I could go to great lengths here picking apart what we mean when we say intelligence. But this isn’t that blog, and fortunately I don’t need to. Because what I’m about to say applies as much to being educated and informed as it does to having the skills to use that information.
We’re all smart in some ways and dumb in others. Give me twenty minutes with the right book and I can talk in depth on any incident in history. But after a month, I still can’t master the fingering to play “Walk Like You” on the ukulele, and it’s only the fourth tune in my beginners’ songbook. As for bluffing at poker, I know from the start that my pot will end empty. No-one is straight up all smart or all stupid.
As a result, every writer has to write people who are in some way smarter than them. It’s just that sometimes this is really noticeable. Most of us can’t think like NASA scientists, never mind write like them.
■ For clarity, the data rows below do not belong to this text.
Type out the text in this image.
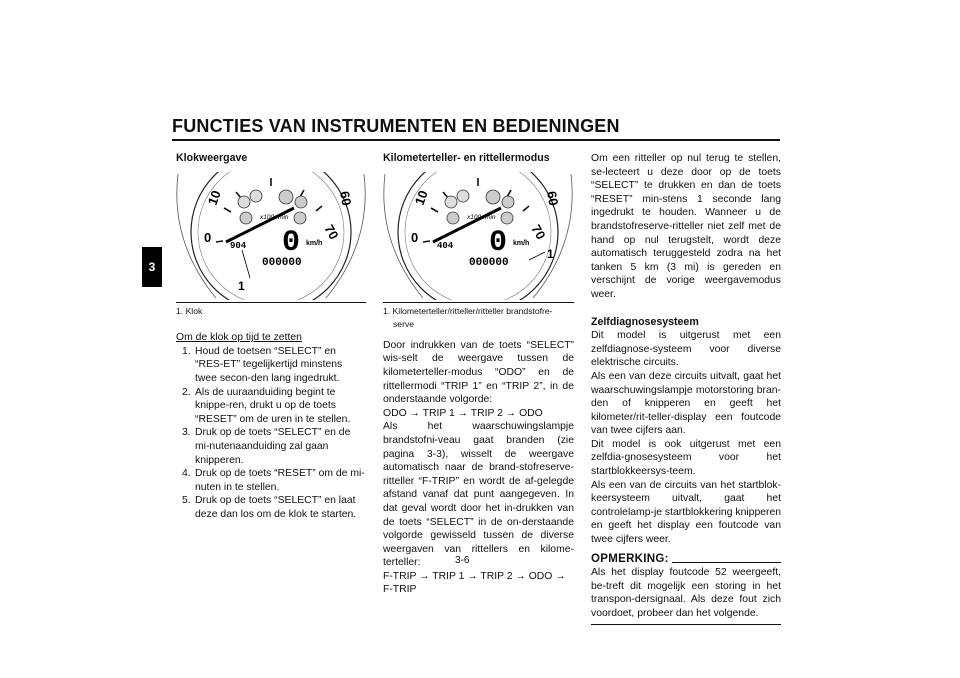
FUNCTIES VAN INSTRUMENTEN EN BEDIENINGEN
3
Klokweergave
10	60
70
0
x100r/min
0 km/h
904
000000
1
1. Klok
Om de klok op tijd te zetten
1. Houd de toetsen “SELECT” en “RES-ET” tegelijkertijd minstens twee secon-den lang ingedrukt.
2. Als de uuraanduiding begint te knippe-ren, drukt u op de toets “RESET” om de uren in te stellen.
3. Druk op de toets “SELECT” en de mi-nutenaanduiding zal gaan knipperen.
4. Druk op de toets “RESET” om de mi-nuten in te stellen.
5. Druk op de toets “SELECT” en laat deze dan los om de klok te starten.
Kilometerteller- en rittellermodus
10	60
70
0
x100r/min
0 km/h
404
000000
1
1. Kilometerteller/ritteller/ritteller brandstofre-
serve
Door indrukken van de toets “SELECT” wis-selt de weergave tussen de kilometerteller-modus “ODO” en de rittellermodi “TRIP 1” en “TRIP 2”, in de onderstaande volgorde:
ODO → TRIP 1 → TRIP 2 → ODO
Als het waarschuwingslampje brandstofni-veau gaat branden (zie pagina 3-3), wisselt de weergave automatisch naar de brand-stofreserve-ritteller “F-TRIP” en wordt de af-gelegde afstand vanaf dat punt aangegeven. In dat geval wordt door het in-drukken van de toets “SELECT” in de on-derstaande volgorde gewisseld tussen de diverse weergaven van rittellers en kilome-terteller:
F-TRIP → TRIP 1 → TRIP 2 → ODO → F-TRIP
Om een ritteller op nul terug te stellen, se-lecteert u deze door op de toets “SELECT” te drukken en dan de toets “RESET” min-stens 1 seconde lang ingedrukt te houden. Wanneer u de brandstofreserve-ritteller niet zelf met de hand op nul terugstelt, wordt deze automatisch teruggesteld zodra na het tanken 5 km (3 mi) is gereden en verschijnt de vorige weergavemodus weer.
Zelfdiagnosesysteem
Dit model is uitgerust met een zelfdiagnose-systeem voor diverse elektrische circuits.
Als een van deze circuits uitvalt, gaat het waarschuwingslampje motorstoring bran-den of knipperen en geeft het kilometer/rit-teller-display een foutcode van twee cijfers aan.
Dit model is ook uitgerust met een zelfdia-gnosesysteem voor het startblokkeersys-teem.
Als een van de circuits van het startblok-keersysteem uitvalt, gaat het controlelamp-je startblokkering knipperen en geeft het display een foutcode van twee cijfers weer.
OPMERKING:
Als het display foutcode 52 weergeeft, be-treft dit mogelijk een storing in het transpon-dersignaal. Als deze fout zich voordoet, probeer dan het volgende.
3-6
So how do you write really smart people?
First up, make use of technical language and special ways of speaking.
If you can pick out a few pieces of jargon or ways of talking appropriate to your character, you can make a good bluff of writing their voice. Those few bits will sell their intelligence and knowledgeability, making it seem like they know a lot about something you don’t.
Secondly, use point of view.
Say the story is following John, who shovels shit for a living and can just about count to twenty-one if he’s naked. He meets Anna, a NASA scientist. She starts talking science. And you write something like… “John tried to follow what Anna was saying, but the words kept sliding off his brain. Velocity this and orbital that, words no-one needed in an order that made no damn sense. As she kept talking, he started wandering around the lab…” And so on. Because your PoV character doesn’t understand the smart person, you can get away with not understanding them either. It’s just part of a convincing viewpoint.
If you’re not a NASA scientist, or hugely smart and dedicated to research like Kim Stanley Robinson, then you’ll always struggle to tell a story convincingly from the point of view of a NASA scientist. But flip the viewpoint, throw in a few bits of jargon, and you can get away with a lot.
After all, this is writing. We’re always making it up.